The Responsible Equity Release research reveals that 80% of pensioner buy to let investors said their income was boosted by their property rental which helped to protect them against the low interest earned by savings. The survey questioned 1,000 retirees about the issues of owning a rental property with 92% admitting that mortgage interest tax relief changes will have a big impact on their investment property’s profit levels. Indeed, the tax changes to the buy to let sector has led to many retiree landlords debating whether they should hold onto their buy to let property or sell-up. Despite the fact they are relying on the rental income, 41% of retired landlords said they were now seriously considering selling their buy to let property.
The managing director of Responsible Equity Release, Steve Wilkie, said: “Without their buy to let rental income, many pensioner landlords would struggle to make ends meet and yet the Chancellor has ignored these retirees when changes to the buy to let tax system were announced. “He was focused on taxing the rich and forgot that the new tax will not just hit the wealthy but also hard-working, honest people who may just have one buy to let property and were hoping that it would earn them some extra income.” He added: “For many pensioners with a buy to let property, it’s been a lifesaver in a low interest rate environment since their savings earn little interest and pension income has been hit with falling share prices but property income has been strong.”
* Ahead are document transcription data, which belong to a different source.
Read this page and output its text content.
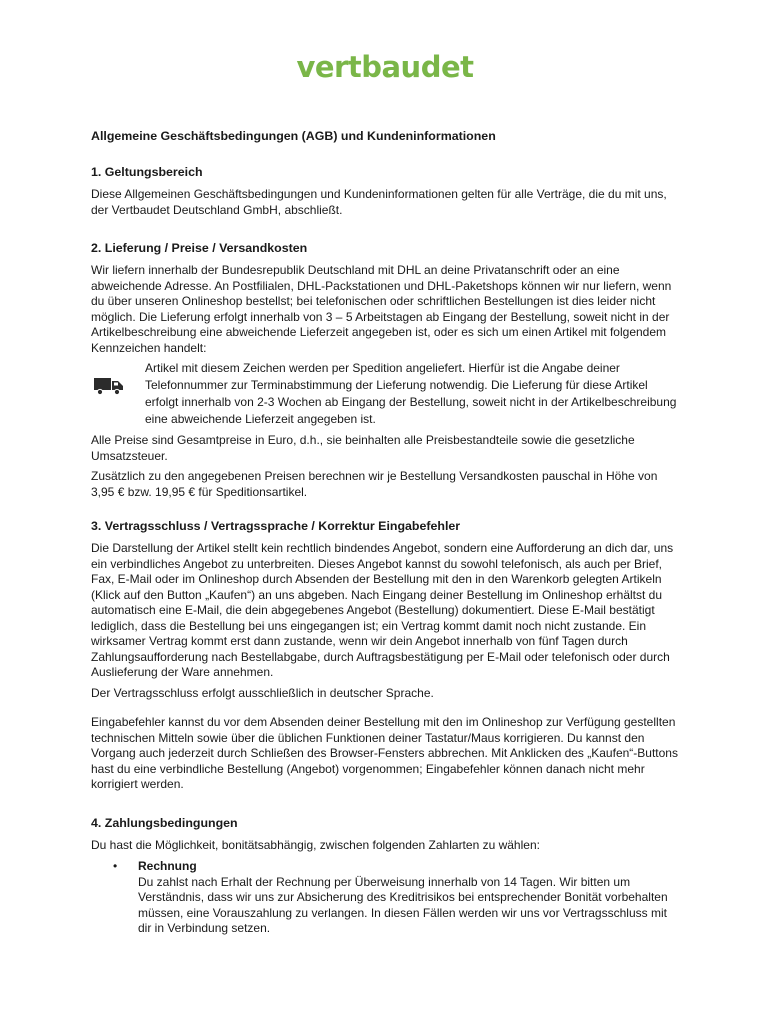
vertbaudet
Allgemeine Geschäftsbedingungen (AGB) und Kundeninformationen
1. Geltungsbereich

Diese Allgemeinen Geschäftsbedingungen und Kundeninformationen gelten für alle Verträge, die du mit uns, der Vertbaudet Deutschland GmbH, abschließt.

2. Lieferung / Preise / Versandkosten

Wir liefern innerhalb der Bundesrepublik Deutschland mit DHL an deine Privatanschrift oder an eine abweichende Adresse. An Postfilialen, DHL-Packstationen und DHL-Paketshops können wir nur liefern, wenn du über unseren Onlineshop bestellst; bei telefonischen oder schriftlichen Bestellungen ist dies leider nicht möglich. Die Lieferung erfolgt innerhalb von 3 – 5 Arbeitstagen ab Eingang der Bestellung, soweit nicht in der Artikelbeschreibung eine abweichende Lieferzeit angegeben ist, oder es sich um einen Artikel mit folgendem Kennzeichen handelt:

Artikel mit diesem Zeichen werden per Spedition angeliefert. Hierfür ist die Angabe deiner Telefonnummer zur Terminabstimmung der Lieferung notwendig. Die Lieferung für diese Artikel erfolgt innerhalb von 2-3 Wochen ab Eingang der Bestellung, soweit nicht in der Artikelbeschreibung eine abweichende Lieferzeit angegeben ist.

Alle Preise sind Gesamtpreise in Euro, d.h., sie beinhalten alle Preisbestandteile sowie die gesetzliche Umsatzsteuer.

Zusätzlich zu den angegebenen Preisen berechnen wir je Bestellung Versandkosten pauschal in Höhe von 3,95 € bzw. 19,95 € für Speditionsartikel.

3. Vertragsschluss / Vertragssprache / Korrektur Eingabefehler

Die Darstellung der Artikel stellt kein rechtlich bindendes Angebot, sondern eine Aufforderung an dich dar, uns ein verbindliches Angebot zu unterbreiten. Dieses Angebot kannst du sowohl telefonisch, als auch per Brief, Fax, E-Mail oder im Onlineshop durch Absenden der Bestellung mit den in den Warenkorb gelegten Artikeln (Klick auf den Button „Kaufen“) an uns abgeben. Nach Eingang deiner Bestellung im Onlineshop erhältst du automatisch eine E-Mail, die dein abgegebenes Angebot (Bestellung) dokumentiert. Diese E-Mail bestätigt lediglich, dass die Bestellung bei uns eingegangen ist; ein Vertrag kommt damit noch nicht zustande. Ein wirksamer Vertrag kommt erst dann zustande, wenn wir dein Angebot innerhalb von fünf Tagen durch Zahlungsaufforderung nach Bestellabgabe, durch Auftragsbestätigung per E-Mail oder telefonisch oder durch Auslieferung der Ware annehmen.

Der Vertragsschluss erfolgt ausschließlich in deutscher Sprache.

Eingabefehler kannst du vor dem Absenden deiner Bestellung mit den im Onlineshop zur Verfügung gestellten technischen Mitteln sowie über die üblichen Funktionen deiner Tastatur/Maus korrigieren. Du kannst den Vorgang auch jederzeit durch Schließen des Browser-Fensters abbrechen. Mit Anklicken des „Kaufen“-Buttons hast du eine verbindliche Bestellung (Angebot) vorgenommen; Eingabefehler können danach nicht mehr korrigiert werden.

4. Zahlungsbedingungen

Du hast die Möglichkeit, bonitätsabhängig, zwischen folgenden Zahlarten zu wählen:

• Rechnung
Du zahlst nach Erhalt der Rechnung per Überweisung innerhalb von 14 Tagen. Wir bitten um Verständnis, dass wir uns zur Absicherung des Kreditrisikos bei entsprechender Bonität vorbehalten müssen, eine Vorauszahlung zu verlangen. In diesen Fällen werden wir uns vor Vertragsschluss mit dir in Verbindung setzen.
The issue for retiree landlords is that mortgage tax relief is being reduced between 2017 and 2020 from 45% to 20% and 92% of retired landlords say these changes are causing them to worry. Property experts say that the traditional buy to let business model does not offer pensioner landlords the stability it once did though property investment is still an option for a retirement income since it outperforms all other asset classes including stocks and shares, ISAs and personal pensions. Many point to the build to rent sector – which are purpose-built homes for rent in city centres – as a potential alternative with real estate firm Knight Frank estimating the market by 2020 to be worth around £50 billion.
These purpose-built units also have on-site management teams and offer a quality home that tenants today are looking for and also provide high yields.